Caminhei até a estante de livros e olhei na terceira fileira da segunda prateleira. Lá estava ele. Peguei o livro e o abri na página 234.
Texto para o futuro. Escrito em 14 de julho de 2013.
"Eu quero crescer. Amadurecer. Juro, quero mesmo. Quero aprender línguas que não sei. Quero conhecer novas culturas, povos, lugares. Quero me desapegar do velho. Quero não me fechar para as mudanças e para o novo. Quero não acumular rancores nem alimentar mágoas. Quero aprender a me pedir desculpa. Quero abandonar algumas saudades. Quero aprender a conviver com o que não posso modificar. Quero me mover mais e mais e mudar o que está ao meu alcance. Quero pouco e quero muito. Quero nada e quero tudo. Quero esquecer o que precisa ser esquecido. Quero nunca deixar de sorrir. Quero aprender a descascar laranja. Quero perder o medo de trovão. Quero ir. E vir. Mas nunca, nunca mesmo, deixar de sentir. Pretendo reler essa carta, em alguns bons anos, hoje eu estou completando meus 15 anos, e prometo nunca deixar de sentir, dor, felicidade, amor, infinitos de sentimentos. Eu prometo correr atrás de tudo. E quando reler essa carta. Pretendo estar seguindo atrás do meu sonho."
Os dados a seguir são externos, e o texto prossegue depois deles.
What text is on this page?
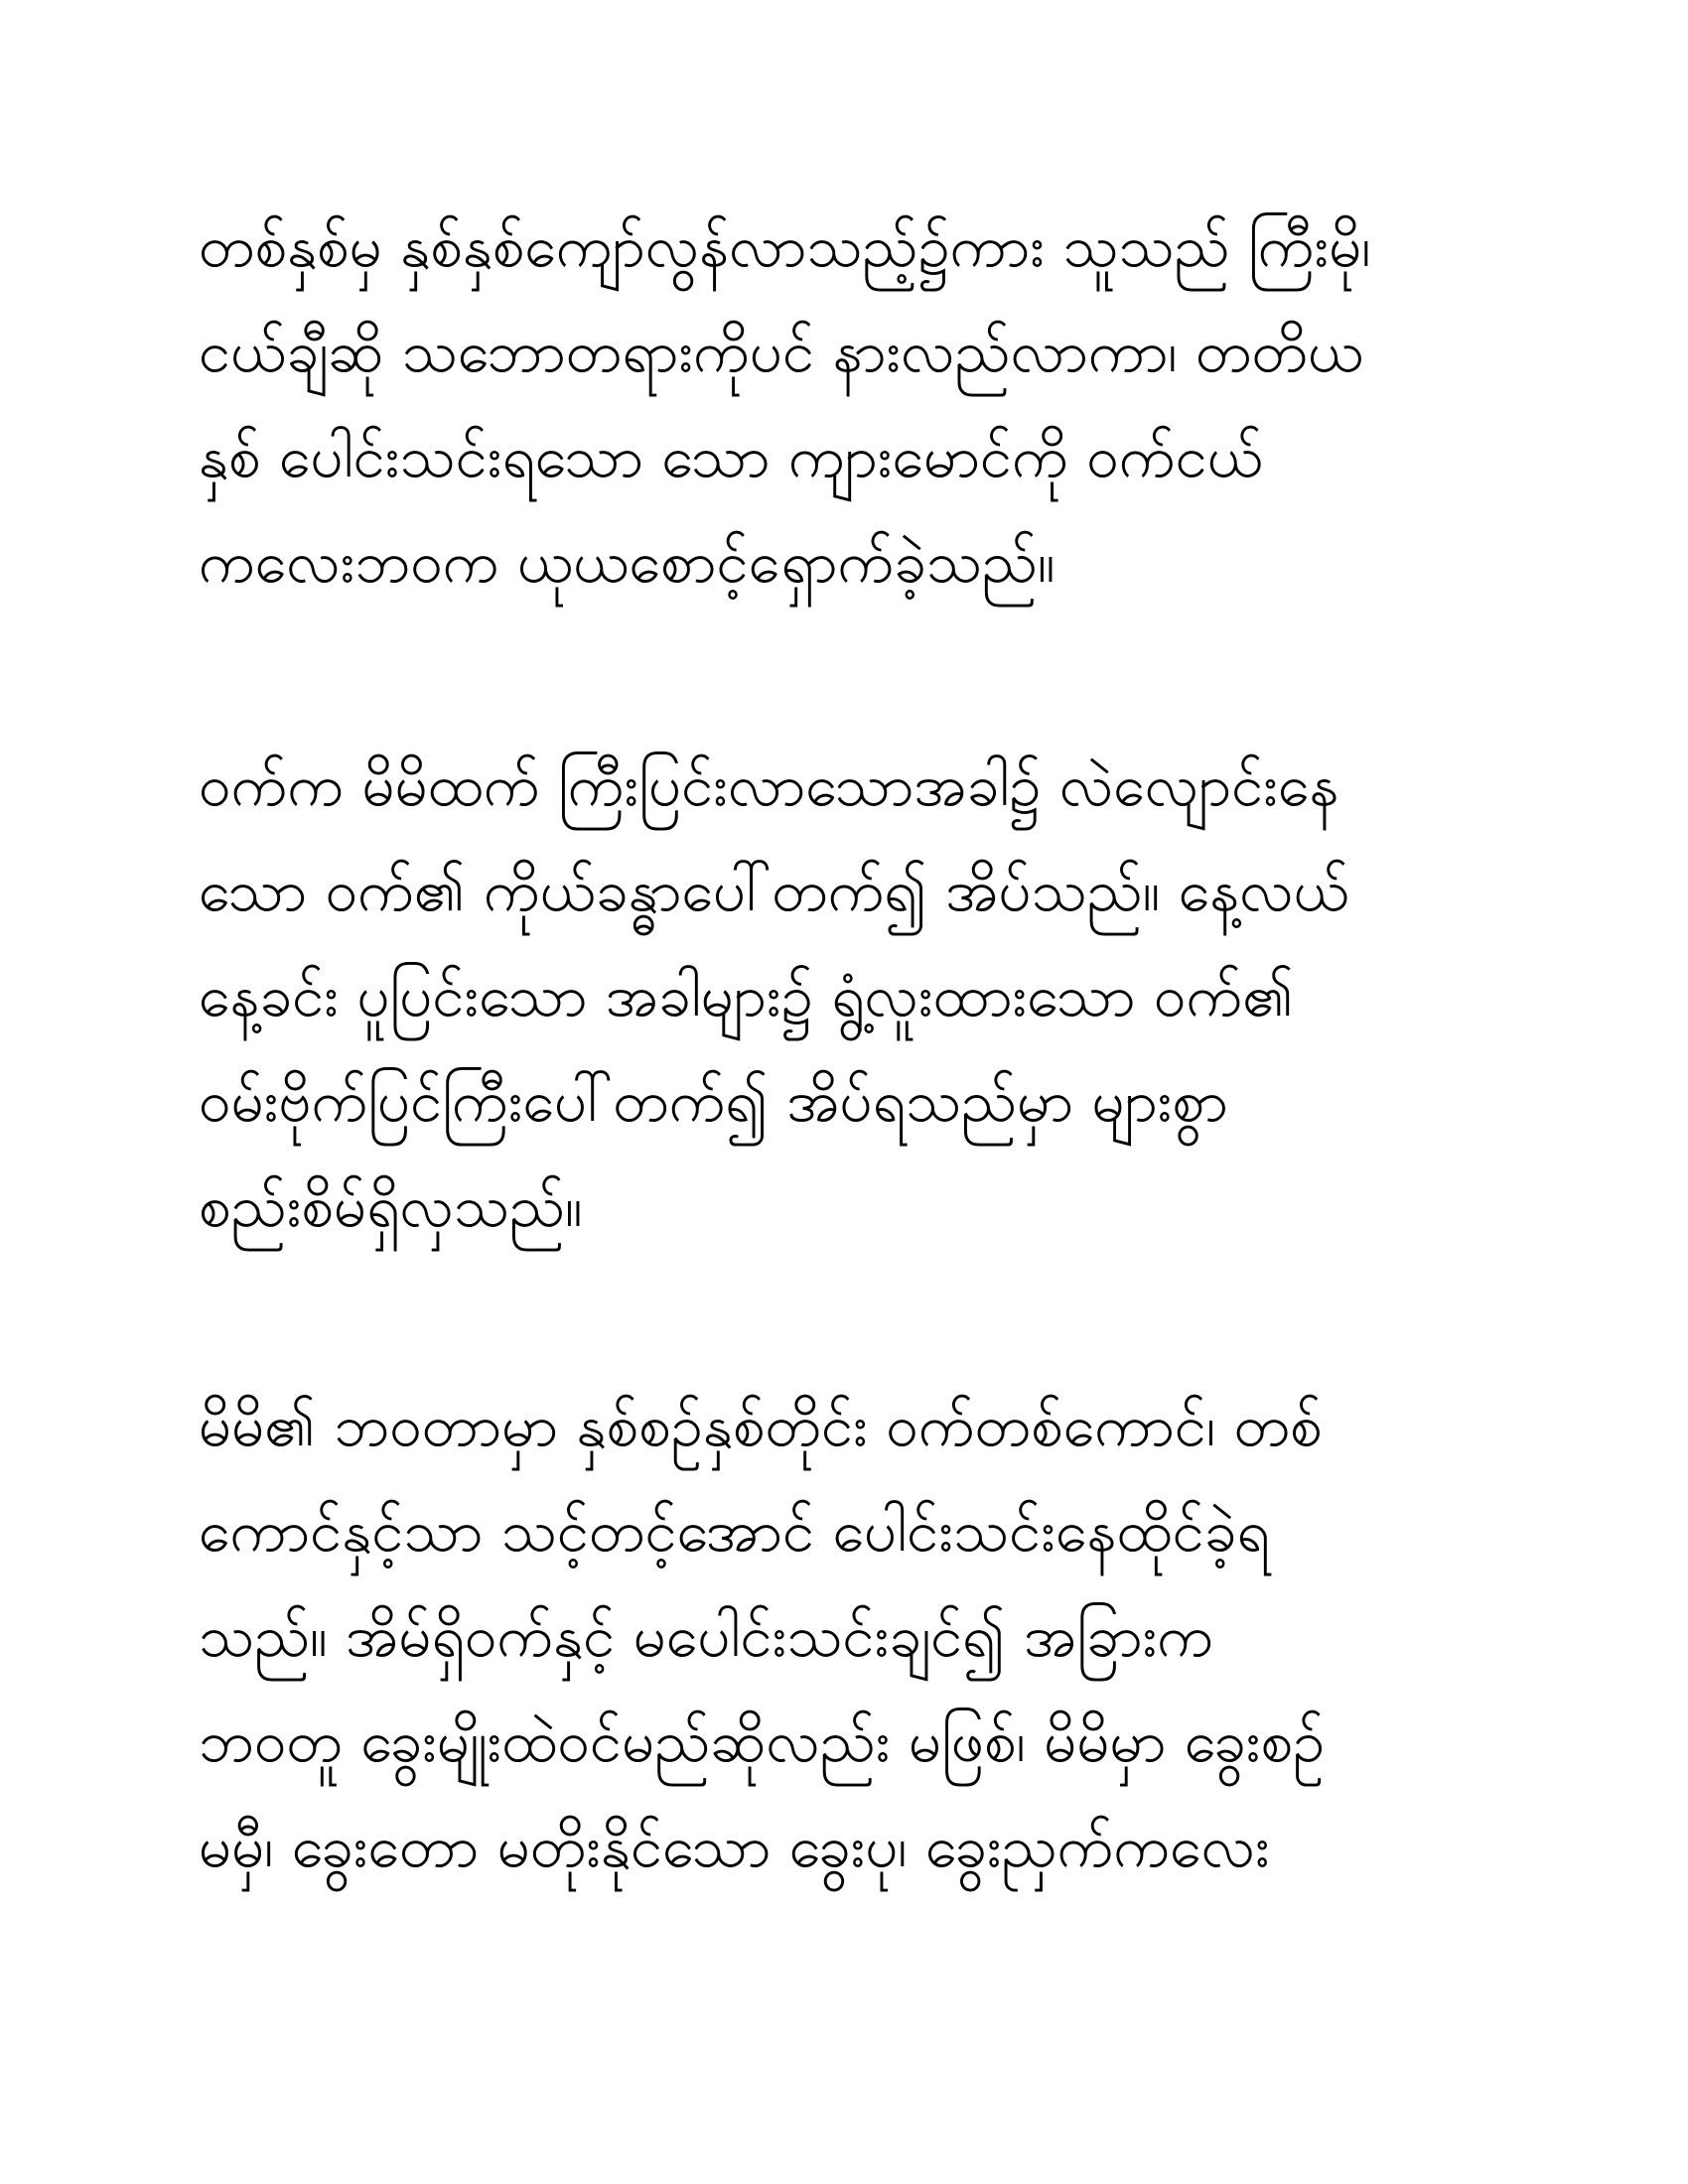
တစ်နှစ်မှ နှစ်နှစ်ကျော်လွန်လာသည့်၌ကား သူသည် ကြီးမို၊
ငယ်ချီဆို သဘောတရားကိုပင် နားလည်လာကာ၊ တတိယ
နှစ် ပေါင်းသင်းရသော သော ကျားမောင်ကို ဝက်ငယ်
ကလေးဘဝက ယုယစောင့်ရှောက်ခဲ့သည်။
ဝက်က မိမိထက် ကြီးပြင်းလာသောအခါ၌ လဲလျောင်းနေ
သော ဝက်၏ ကိုယ်ခန္ဓာပေါ်တက်၍ အိပ်သည်။ နေ့လယ်
နေ့ခင်း ပူပြင်းသော အခါများ၌ ရွံ့လူးထားသော ဝက်၏
ဝမ်းဗိုက်ပြင်ကြီးပေါ်တက်၍ အိပ်ရသည်မှာ များစွာ
စည်းစိမ်ရှိလှသည်။
မိမိ၏ ဘဝတာမှာ နှစ်စဉ်နှစ်တိုင်း ဝက်တစ်ကောင်၊ တစ်
ကောင်နှင့်သာ သင့်တင့်အောင် ပေါင်းသင်းနေထိုင်ခဲ့ရ
သည်။ အိမ်ရှိဝက်နှင့် မပေါင်းသင်းချင်၍ အခြားက
ဘဝတူ ခွေးမျိုးထဲဝင်မည်ဆိုလည်း မဖြစ်၊ မိမိမှာ ခွေးစဉ်
မမှီ၊ ခွေးတော မတိုးနိုင်သော ခွေးပု၊ ခွေးညှက်ကလေး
Fiquei imersa nas palavras, lembrando da garota de quinze anos que escreveu aquela carta. Ela tinha tantas esperanças, tantos sonhos. Olhando para trás, percebi que muitas das coisas que eu queria ainda eram válidas, mas de uma forma mais profunda e madura. Meu coração se encheu de uma mistura de nostalgia e orgulho.
De repente, fui tirada dos meus pensamentos por uma voz suave.
— Me parece que está concentrada — disse Ana, encostada no batente da porta.
— Ah, você não vai acreditar. Encontrei algo que escrevi há tantos anos. É uma carta para o futuro, escrita quando eu tinha 15 anos — respondi, mostrando a página aberta.
Ela se aproximou, sentando-se ao meu lado no chão. Olhou para a carta e depois para mim, seus olhos cheios de ternura.
— Isso é lindo, Nathalia. Você já realizou tantos desses desejos, sabia? Você cresceu, amadureceu, aprendeu novas línguas, conheceu culturas e lugares. E, o mais importante, nunca deixou de sentir.
Sorri, emocionada. — É verdade. Acho que, de certa forma, estou seguindo exatamente o que aquela garota sonhava.
-- Posso lhe fazer uma pergunta? - Ana disse me encarando. - Mesmo você indo morar na Austrália, não sente falta dos seus amigos? — perguntou ela, sua voz suave e cheia de interesse genuíno.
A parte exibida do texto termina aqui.